“Em ti, ó Virgem imaculada, foram vencidos os limites da natureza (τῆς φύσεως οἱ ὅροι, естества уставы); pois o parto foi virginal e a morte foi prenúncio de vida. Tu, que és Virgem após o parto e viva após a morte, salva sempre a tua herança, ó Theotokos.” (Ode IX, Cânon Bizantino da Dormição)
A Theotokos desafia nossas expectativas habituais da realidade física, razão pela qual podemos chamar sua vida de ‘paradoxal’. A palavra ‘paradoxo’ (do grego para, que significa ‘além’, e dokeo, que significa ‘esperar’) refere-se a algo que vai além das nossas expectativas; algo que não esperaríamos, como uma virgem dando à luz ou a vida surgindo da morte.

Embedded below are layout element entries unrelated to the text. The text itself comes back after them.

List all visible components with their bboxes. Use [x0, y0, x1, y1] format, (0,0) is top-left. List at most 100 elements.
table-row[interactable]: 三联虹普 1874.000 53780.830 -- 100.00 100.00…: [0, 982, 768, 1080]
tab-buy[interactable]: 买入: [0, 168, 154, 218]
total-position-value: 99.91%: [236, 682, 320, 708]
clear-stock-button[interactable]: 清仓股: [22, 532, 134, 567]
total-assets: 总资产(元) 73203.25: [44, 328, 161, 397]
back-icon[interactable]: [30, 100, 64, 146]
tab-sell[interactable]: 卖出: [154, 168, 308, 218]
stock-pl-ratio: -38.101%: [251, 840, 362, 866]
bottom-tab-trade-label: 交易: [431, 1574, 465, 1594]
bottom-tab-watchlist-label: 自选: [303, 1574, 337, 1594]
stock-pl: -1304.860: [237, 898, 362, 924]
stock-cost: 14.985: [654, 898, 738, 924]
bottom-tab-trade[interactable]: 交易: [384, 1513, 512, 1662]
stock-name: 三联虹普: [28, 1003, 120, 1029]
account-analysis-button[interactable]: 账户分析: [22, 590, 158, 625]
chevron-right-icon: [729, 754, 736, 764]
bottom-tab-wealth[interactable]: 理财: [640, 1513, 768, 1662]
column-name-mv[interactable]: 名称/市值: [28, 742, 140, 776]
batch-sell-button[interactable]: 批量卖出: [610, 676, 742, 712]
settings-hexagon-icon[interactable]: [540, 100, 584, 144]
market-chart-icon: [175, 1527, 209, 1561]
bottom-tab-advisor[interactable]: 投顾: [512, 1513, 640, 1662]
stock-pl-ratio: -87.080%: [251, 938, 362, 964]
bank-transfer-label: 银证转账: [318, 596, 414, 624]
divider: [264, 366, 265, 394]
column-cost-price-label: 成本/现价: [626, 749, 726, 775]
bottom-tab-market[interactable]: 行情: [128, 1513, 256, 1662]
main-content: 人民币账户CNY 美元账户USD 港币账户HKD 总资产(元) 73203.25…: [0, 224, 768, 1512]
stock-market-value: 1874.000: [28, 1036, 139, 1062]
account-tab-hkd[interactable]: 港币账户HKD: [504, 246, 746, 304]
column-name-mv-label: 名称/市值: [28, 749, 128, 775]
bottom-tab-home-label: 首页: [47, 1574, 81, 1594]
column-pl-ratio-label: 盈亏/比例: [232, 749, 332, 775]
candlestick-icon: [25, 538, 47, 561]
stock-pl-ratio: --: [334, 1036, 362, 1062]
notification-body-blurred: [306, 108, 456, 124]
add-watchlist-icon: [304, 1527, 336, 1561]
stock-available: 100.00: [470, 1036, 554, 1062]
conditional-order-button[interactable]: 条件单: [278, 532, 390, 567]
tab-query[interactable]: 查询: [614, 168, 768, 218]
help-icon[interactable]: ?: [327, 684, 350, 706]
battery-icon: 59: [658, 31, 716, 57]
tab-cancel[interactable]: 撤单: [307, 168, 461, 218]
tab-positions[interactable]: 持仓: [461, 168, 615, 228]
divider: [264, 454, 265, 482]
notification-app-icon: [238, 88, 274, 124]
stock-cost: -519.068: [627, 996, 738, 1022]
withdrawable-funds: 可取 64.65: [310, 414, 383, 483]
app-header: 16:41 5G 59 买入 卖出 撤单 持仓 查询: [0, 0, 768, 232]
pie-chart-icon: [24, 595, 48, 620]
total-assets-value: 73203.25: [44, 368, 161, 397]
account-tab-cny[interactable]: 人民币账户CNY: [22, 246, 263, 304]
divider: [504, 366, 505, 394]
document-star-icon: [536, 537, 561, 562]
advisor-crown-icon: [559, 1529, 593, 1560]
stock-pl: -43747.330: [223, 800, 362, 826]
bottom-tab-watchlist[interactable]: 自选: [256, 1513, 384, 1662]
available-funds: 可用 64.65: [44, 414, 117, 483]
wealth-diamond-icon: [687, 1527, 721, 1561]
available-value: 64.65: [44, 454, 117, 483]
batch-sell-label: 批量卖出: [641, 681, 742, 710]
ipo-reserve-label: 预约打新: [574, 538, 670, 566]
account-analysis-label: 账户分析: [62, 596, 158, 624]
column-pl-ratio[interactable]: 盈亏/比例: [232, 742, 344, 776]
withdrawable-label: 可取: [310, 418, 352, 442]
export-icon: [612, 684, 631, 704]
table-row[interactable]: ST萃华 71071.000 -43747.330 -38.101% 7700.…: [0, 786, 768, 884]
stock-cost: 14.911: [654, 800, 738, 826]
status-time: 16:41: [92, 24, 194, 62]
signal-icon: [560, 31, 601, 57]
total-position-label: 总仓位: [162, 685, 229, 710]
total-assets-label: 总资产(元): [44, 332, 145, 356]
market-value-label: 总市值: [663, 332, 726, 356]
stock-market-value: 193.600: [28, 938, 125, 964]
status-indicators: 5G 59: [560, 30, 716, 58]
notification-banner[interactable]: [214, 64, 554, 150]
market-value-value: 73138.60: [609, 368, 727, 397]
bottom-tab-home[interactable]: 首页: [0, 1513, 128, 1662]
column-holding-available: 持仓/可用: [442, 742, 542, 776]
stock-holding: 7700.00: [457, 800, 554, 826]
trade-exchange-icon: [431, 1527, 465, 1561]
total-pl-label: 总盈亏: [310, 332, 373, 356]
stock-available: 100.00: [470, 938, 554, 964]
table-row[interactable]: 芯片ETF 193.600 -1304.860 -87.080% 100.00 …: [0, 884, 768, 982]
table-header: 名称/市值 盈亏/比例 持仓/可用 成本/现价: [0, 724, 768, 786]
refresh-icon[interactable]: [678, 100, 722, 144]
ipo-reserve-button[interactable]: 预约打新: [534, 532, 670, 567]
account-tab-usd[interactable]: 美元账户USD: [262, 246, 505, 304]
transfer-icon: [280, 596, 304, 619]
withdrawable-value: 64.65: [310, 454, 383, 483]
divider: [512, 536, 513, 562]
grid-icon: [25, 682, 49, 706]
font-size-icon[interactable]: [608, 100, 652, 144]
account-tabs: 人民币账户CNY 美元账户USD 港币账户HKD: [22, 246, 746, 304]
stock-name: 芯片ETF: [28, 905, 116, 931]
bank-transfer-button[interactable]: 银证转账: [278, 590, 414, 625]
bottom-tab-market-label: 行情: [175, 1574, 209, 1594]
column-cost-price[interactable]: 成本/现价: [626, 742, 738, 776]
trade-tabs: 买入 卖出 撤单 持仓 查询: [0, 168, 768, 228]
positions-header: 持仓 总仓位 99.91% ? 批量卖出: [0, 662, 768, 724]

Também esperaríamos que ela, como mulher judia do primeiro século, estivesse necessariamente sujeita a algum homem, seja seu pai ou seu marido. Mas isso não foi exatamente o caso. É verdade que ela foi amparada em sua vocação por certas pessoas, (como todos nós somos), em diferentes momentos de sua vida. Houve seus pais, pelos quais ela é conduzida ao Templo, mas, na realidade, é sua vocação que os guiou a educar esta filha da forma como o fizeram, em sua velhice.
Depois, houve os sacerdotes do Templo, pelos quais ela é conduzida a ser desposada com José nos primeiros anos, mas vemos que José é guiado pela vocação dela, e não o contrário, e não porque ela fosse autoritária. Deus estava conduzindo o caminho. Finalmente, há João, o discípulo amado, a quem o Senhor crucificado diz que ela deverá “ser mãe”, uma posição que não é de submissão, mas de autoridade. Nenhum ser meramente humano ‘possuiu’ a Mãe de Deus no sentido em que as mulheres da época pertenciam a alguém, o que é algo que não esperaríamos.
Vê-se em sua jornada carregando a cruz, ao longo da qual ela é obediente à vocação que não veio dos homens, mas de Deus, que ela permanece livre em sua obediência, o que também é paradoxal, pois poderíamos pensar que liberdade e obediência não combinam. Mesmo após sua dormição, não ‘possuímos’ seu corpo para venerar como relíquia sagrada. Ele foi elevado ou ‘assunto’ (como chamam os católicos romanos) ao céu por seu Filho, porque até a morte não pôde retê-la fisicamente.
Qual é o meu ponto? Porque a Mãe de Deus é tradicionalmente vista como imagem ‘por excelência’ da Mãe-Igreja, sua vocação ‘paradoxal’ e libertadora é algo que todos compartilhamos, na medida em que somos membros da Mãe-Igreja. Nossas próprias vocações são necessariamente paradoxais e libertadoras, desde que não temamos os paradoxos e a liberdade nos quais nosso Senhor crucificado e ressuscitado nos conduz, por nossa obediência a Ele. A ligação entre batismo e liberdade é a razão pela qual o Êxodo da escravidão no Egito, através das águas do Mar Vermelho, é visto como imagem do Batismo.
Graças te dou, Mãe da Vida, Santíssima Theotokos, por ter tido coragem e obediência para seguir sua vocação. “Passaste para a vida, vós que sois a Mãe da Vida e que, por vossas orações, livrais da morte as nossas almas.”
Feliz Festa da Dormição ou Assunção, a todos que a celebram hoje!